Kazuki paced around the hall. Strands of darkness coiled around his arm, eventually forming a perfect sphere.

"Words give structure to thought. The tongue makes intent audible," he had explained. 

"You can use chants as short phrases, long liturgies, poems, songs—anything that helps your mind shape the Mana."

— Present —

A young fire mage steps forward, raising his hand at the boulder.

"O flame that dwells within the breath of Arcana, take form through my will and strike true—"

He thrust his hand forward.

"Fireball!"

A burst of orange light tore through the air, striking the boulder dead center. The explosion left a blackened scorch, but the rock barely chipped.

"Good," Kazuki nodded. "But not stable enough."

Another student raised his hand, eyes gleaming with excitement.

"Aen valthien ser'a, thur valen tora'sh—"

— Flashback — Lecture Hall —

"Foreign phrases are acceptable," he said, leaning casually on the podium. 
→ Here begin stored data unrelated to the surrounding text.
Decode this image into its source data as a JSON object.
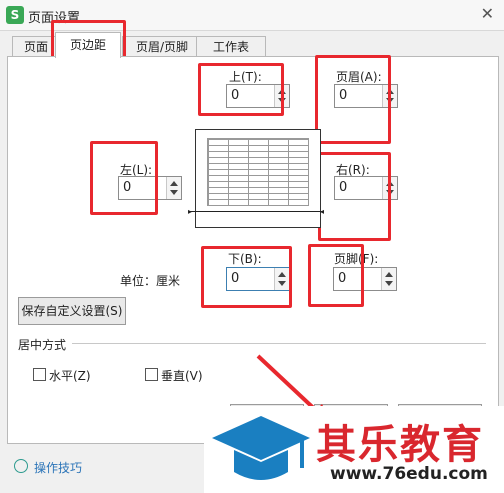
{
  "window": {
    "title": "页面设置",
    "app_icon_letter": "S"
  },
  "tabs": [
    {
      "label": "页面",
      "active": false
    },
    {
      "label": "页边距",
      "active": true
    },
    {
      "label": "页眉/页脚",
      "active": false
    },
    {
      "label": "工作表",
      "active": false
    }
  ],
  "margins": {
    "top": {
      "label": "上(T):",
      "value": "0"
    },
    "header": {
      "label": "页眉(A):",
      "value": "0"
    },
    "left": {
      "label": "左(L):",
      "value": "0"
    },
    "right": {
      "label": "右(R):",
      "value": "0"
    },
    "bottom": {
      "label": "下(B):",
      "value": "0"
    },
    "footer": {
      "label": "页脚(F):",
      "value": "0"
    }
  },
  "unit": {
    "label": "单位：",
    "value": "厘米"
  },
  "save_button": "保存自定义设置(S)",
  "center": {
    "group_label": "居中方式",
    "horizontal": {
      "label": "水平(Z)",
      "checked": false
    },
    "vertical": {
      "label": "垂直(V)",
      "checked": false
    }
  },
  "tips_link": "操作技巧",
  "watermark": {
    "brand": "其乐教育",
    "url": "www.76edu.com"
  },
  "colors": {
    "accent": "#e8282e",
    "app_green": "#3aa856",
    "logo_blue": "#1a7fc1"
  }
}
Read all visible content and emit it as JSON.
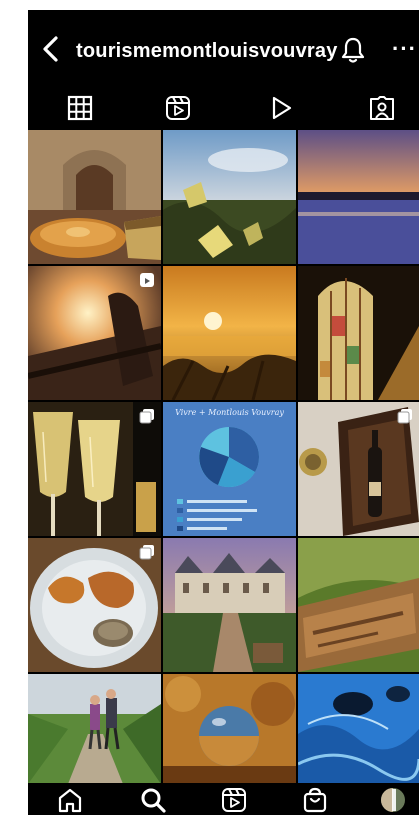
{
  "header": {
    "username": "tourismemontlouisvouvray",
    "more_label": "···"
  },
  "icons": {
    "back": "chevron-left-icon",
    "notifications": "bell-icon",
    "more": "more-icon",
    "grid_tab": "grid-icon",
    "reels_tab": "reels-icon",
    "videos_tab": "play-icon",
    "tagged_tab": "tagged-person-icon",
    "home": "home-icon",
    "search": "search-icon",
    "reels": "reels-icon",
    "shop": "shopping-bag-icon",
    "profile": "avatar"
  },
  "infographic": {
    "title": "Vivre + Montlouis Vouvray"
  },
  "colors": {
    "background": "#000000",
    "text": "#ffffff",
    "infographic_bg": "#4a7fc4"
  }
}
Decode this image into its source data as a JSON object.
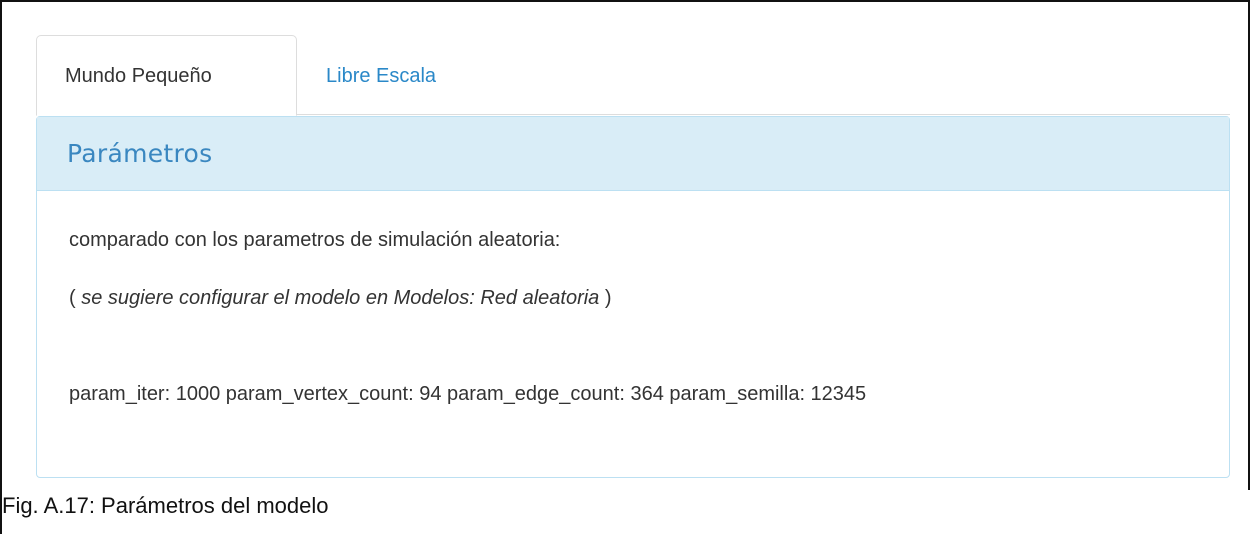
{
  "tabs": [
    {
      "label": "Mundo Pequeño",
      "active": true
    },
    {
      "label": "Libre Escala",
      "active": false
    }
  ],
  "panel": {
    "title": "Parámetros",
    "intro": "comparado con los parametros de simulación aleatoria:",
    "hint_open": "( ",
    "hint_text": "se sugiere configurar el modelo en Modelos: Red aleatoria",
    "hint_close": " )",
    "params_line": "param_iter: 1000 param_vertex_count: 94 param_edge_count: 364 param_semilla: 12345"
  },
  "caption": "Fig. A.17: Parámetros del modelo",
  "colors": {
    "link": "#2a88c8",
    "panel_heading_bg": "#d9edf7",
    "panel_title": "#3a87c0",
    "panel_border": "#bce0f2"
  }
}
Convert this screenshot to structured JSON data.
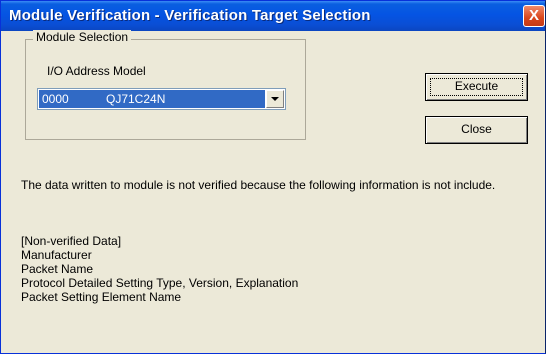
{
  "window": {
    "title": "Module Verification - Verification Target Selection",
    "close_glyph": "X"
  },
  "module_selection": {
    "group_label": "Module Selection",
    "field_label": "I/O Address Model",
    "combo": {
      "io_address": "0000",
      "model": "QJ71C24N"
    }
  },
  "buttons": {
    "execute_label": "Execute",
    "close_label": "Close"
  },
  "message": "The data written to module is not verified because the following information is not include.",
  "non_verified": [
    "[Non-verified Data]",
    "Manufacturer",
    "Packet Name",
    "Protocol Detailed Setting Type, Version, Explanation",
    "Packet Setting Element Name"
  ],
  "colors": {
    "titlebar": "#0554e3",
    "dialog_bg": "#ece9d8",
    "selection": "#316ac5"
  }
}
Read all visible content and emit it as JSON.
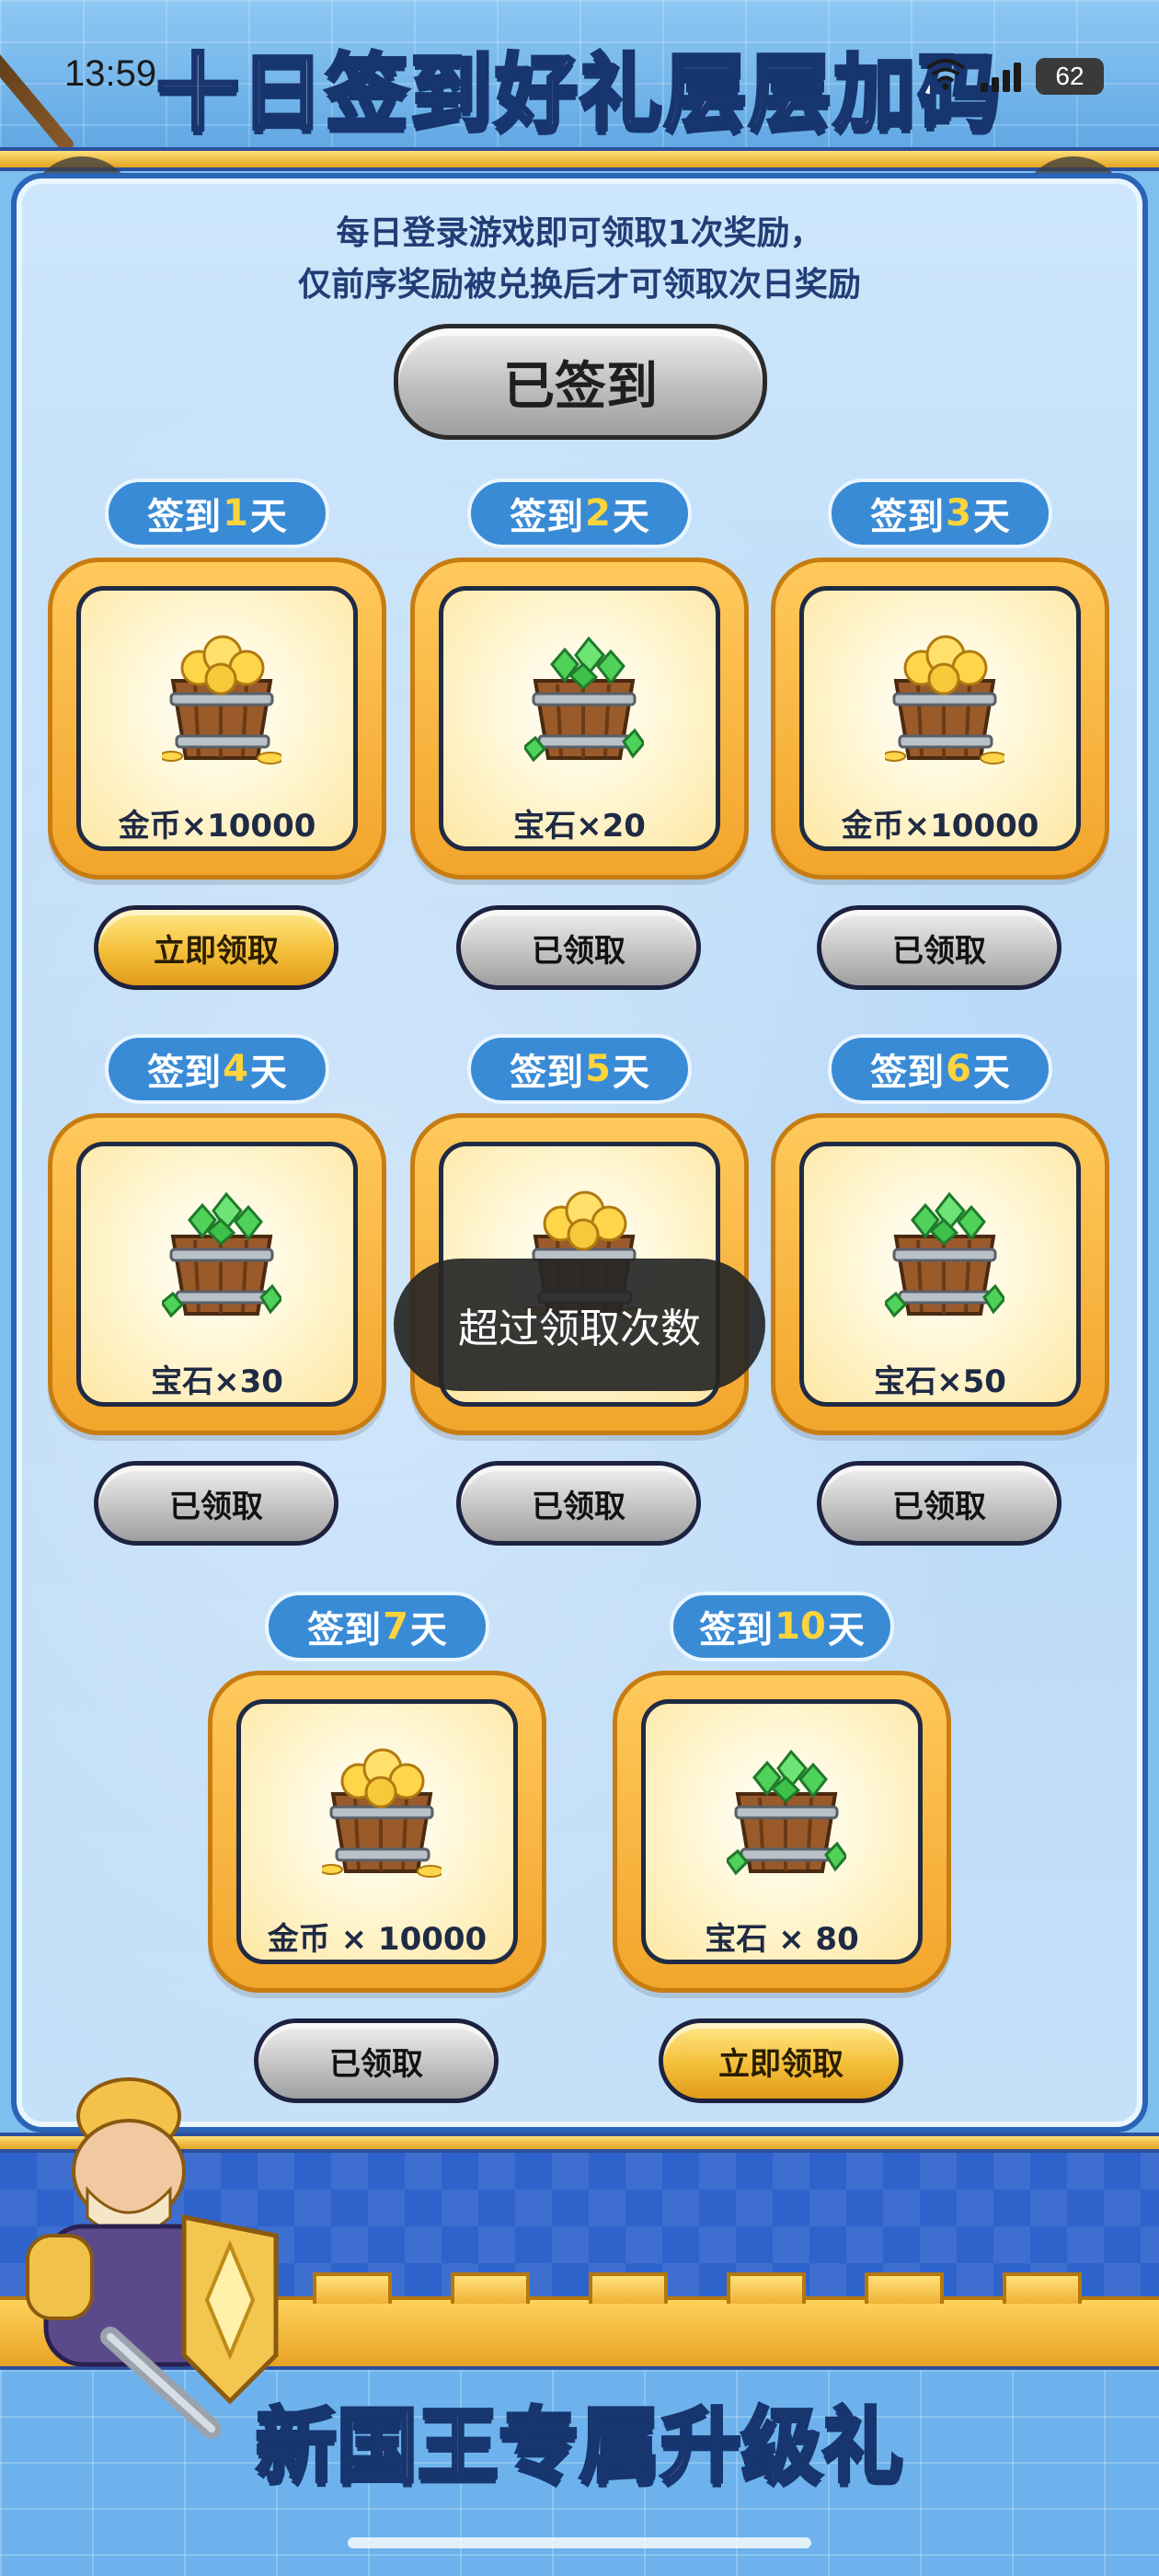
{
  "status_bar": {
    "time": "13:59",
    "battery": "62"
  },
  "banner": {
    "title": "十日签到好礼层层加码"
  },
  "notice": {
    "line1": "每日登录游戏即可领取1次奖励，",
    "line2": "仅前序奖励被兑换后才可领取次日奖励"
  },
  "signed_button": "已签到",
  "days": [
    {
      "prefix": "签到",
      "num": "1",
      "suffix": "天",
      "reward": "金币×10000",
      "type": "coin",
      "button": "立即领取",
      "state": "available"
    },
    {
      "prefix": "签到",
      "num": "2",
      "suffix": "天",
      "reward": "宝石×20",
      "type": "gem",
      "button": "已领取",
      "state": "claimed"
    },
    {
      "prefix": "签到",
      "num": "3",
      "suffix": "天",
      "reward": "金币×10000",
      "type": "coin",
      "button": "已领取",
      "state": "claimed"
    },
    {
      "prefix": "签到",
      "num": "4",
      "suffix": "天",
      "reward": "宝石×30",
      "type": "gem",
      "button": "已领取",
      "state": "claimed"
    },
    {
      "prefix": "签到",
      "num": "5",
      "suffix": "天",
      "reward": "",
      "type": "coin",
      "button": "已领取",
      "state": "claimed"
    },
    {
      "prefix": "签到",
      "num": "6",
      "suffix": "天",
      "reward": "宝石×50",
      "type": "gem",
      "button": "已领取",
      "state": "claimed"
    },
    {
      "prefix": "签到",
      "num": "7",
      "suffix": "天",
      "reward": "金币 × 10000",
      "type": "coin",
      "button": "已领取",
      "state": "claimed"
    },
    {
      "prefix": "签到",
      "num": "10",
      "suffix": "天",
      "reward": "宝石 × 80",
      "type": "gem",
      "button": "立即领取",
      "state": "available"
    }
  ],
  "toast": "超过领取次数",
  "bottom": {
    "title": "新国王专属升级礼"
  },
  "colors": {
    "gold_button": "#f4bf38",
    "grey_button": "#c4c4c4",
    "day_label_bg": "#3a8bd6",
    "day_number": "#ffd43a",
    "card_frame": "#f2a52b"
  },
  "icons": {
    "back": "chevron-left-icon",
    "share": "share-icon",
    "coin_bucket": "coin-bucket-icon",
    "gem_bucket": "gem-bucket-icon"
  }
}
"And yes," his tone dipped into a teasing grin, 

"they do sound cooler. Use what calls to your soul."

The hall erupted in laughter.

— Present —

"Ael miren, ael vorath—Ra'thien Voltaris!"

A jagged bolt of lightning struck the boulder. Dust scattered, leaving a faint crack across its surface.

"Good," Kazuki said with a slight grin. "But I recall Lightning strikes faster."

Then his gaze shifted toward a girl standing near the center. Her hands were steady, her stance grounded. Earth affinity, if he remembered correctly.

The young girl stepped forward, her stance low and centered.

"Soil beneath, awaken," she whispered, pressing a hand to the earth.

— Flashback — Lecture Hall —

"The next method," Kazuki continued, 

"uses Seals. Seals are physical language for magic—hand signs, stances, written glyphs, circles on the ground, even martial forms."

He raised two fingers in demonstration, spears of darkness manifested around him. 

"Seals hasten the flow, simplifying your chants. But they tie you to motion. A broken gesture is a broken contract."

He shifted his finger, and the spears began to fizzle away.

— Present —

The girl shifted her footing. 

"Harden, sharpen, strike—"

Each word brought a new gesture, fluid yet deliberate.

"Terra Spicula!"

The earth rumbled. A sharpened stone spike launched from the ground—only to snap midair, its tip embedding shallowly into the boulder's surface.

The class collectively winced. Kazuki smiled faintly. 

"Progress. The structure's correct, though fragile. Let your Mana breathe, do not rush."

The girl nodded, determination lighting her eyes as he continued to monitor the students.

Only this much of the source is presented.